In the end it does not really matter how the program is ended, what matters is are the files closed then opened again time after time. Also destroying an activation group and recreating it is a significant performance killer. It might be this sysem has sufficent horsepower to power through it, but it will eventually catch up.

This is precisely the use case that was pointed out earlier where the program should simply encode a data queue message and allow a data queue handler to run the required updates. Even if there needs to be communication back to the originator that can be done with a data queue as well. Much faster and scaleable to whatever size is needed.

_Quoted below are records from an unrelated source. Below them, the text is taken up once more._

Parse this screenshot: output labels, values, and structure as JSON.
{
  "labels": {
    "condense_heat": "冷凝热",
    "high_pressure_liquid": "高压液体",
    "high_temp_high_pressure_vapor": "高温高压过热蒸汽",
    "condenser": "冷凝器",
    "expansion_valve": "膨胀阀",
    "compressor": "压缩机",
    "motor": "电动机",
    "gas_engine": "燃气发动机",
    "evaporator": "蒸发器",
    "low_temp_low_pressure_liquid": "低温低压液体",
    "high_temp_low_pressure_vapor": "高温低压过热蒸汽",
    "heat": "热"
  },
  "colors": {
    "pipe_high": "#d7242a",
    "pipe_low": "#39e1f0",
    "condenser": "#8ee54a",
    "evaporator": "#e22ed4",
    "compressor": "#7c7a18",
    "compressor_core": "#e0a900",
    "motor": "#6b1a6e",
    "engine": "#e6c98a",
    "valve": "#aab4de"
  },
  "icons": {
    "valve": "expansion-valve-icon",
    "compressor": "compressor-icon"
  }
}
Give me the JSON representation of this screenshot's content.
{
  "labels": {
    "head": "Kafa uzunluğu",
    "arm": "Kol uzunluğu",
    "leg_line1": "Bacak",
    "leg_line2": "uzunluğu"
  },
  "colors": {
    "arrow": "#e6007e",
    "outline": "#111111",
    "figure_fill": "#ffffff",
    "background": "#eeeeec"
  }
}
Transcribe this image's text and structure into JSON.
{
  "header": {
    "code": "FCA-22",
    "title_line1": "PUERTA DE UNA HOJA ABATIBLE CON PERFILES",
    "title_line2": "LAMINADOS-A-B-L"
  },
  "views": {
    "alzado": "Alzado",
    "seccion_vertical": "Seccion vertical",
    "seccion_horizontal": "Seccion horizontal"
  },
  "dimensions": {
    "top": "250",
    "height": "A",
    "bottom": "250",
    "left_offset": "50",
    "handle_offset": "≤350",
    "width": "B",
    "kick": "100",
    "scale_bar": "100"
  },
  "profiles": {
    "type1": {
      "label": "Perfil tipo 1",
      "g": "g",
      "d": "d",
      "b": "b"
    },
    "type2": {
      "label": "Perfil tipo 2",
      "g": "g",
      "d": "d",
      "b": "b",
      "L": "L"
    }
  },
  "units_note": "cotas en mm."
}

That entire program sequence needs an upgrade to technology we’ve been using since the V4 days…...

Jim Oberholtzer
Agile Technology Architects
From: RPG400-L <rpg400-l-bounces@xxxxxxxxxxxxxxxxxx> on behalf of Javier Sanchez <javiersanchezbarquero@xxxxxxxxx>
Date: Thursday, April 16, 2026 at 8:24 AM
To: RPG programming on IBM i <rpg400-l@xxxxxxxxxxxxxxxxxx>
Subject: Re: *INLR

What happens if I'd rather use the Standard C API "exit()" within the RPG
program?

JS

El mié, 15 abr 2026 a las 17:40, Barbara Morris (<bmorris@xxxxxxxxxx>)
escribió:

On 2026-04-15 4:48 p.m.,
smith5646midrange@xxxxxxxxx wrote:
...
PgmB
Process invoice based on invoice number received
Mark invoice as Processed
** Note: no *INLR logic here
Return

VS

Process invoice based on invoice number received
Mark invoice as Processed
*inlr = *on
Return


If PgmB is the only thing that runs in a submitted job, the only
difference with ending LR-on or LR-off is the timing of when the files
are closed.

Setting on LR within the program means that files get closed explicitly
by RPG. Returning with LR off means that files get closed by the system
when the activation group ends (due to the job ending).

I don't know which is faster, but my guess is that the difference
(either way) is tiny compared to the cost of starting the new job and
doing the actual work of the program.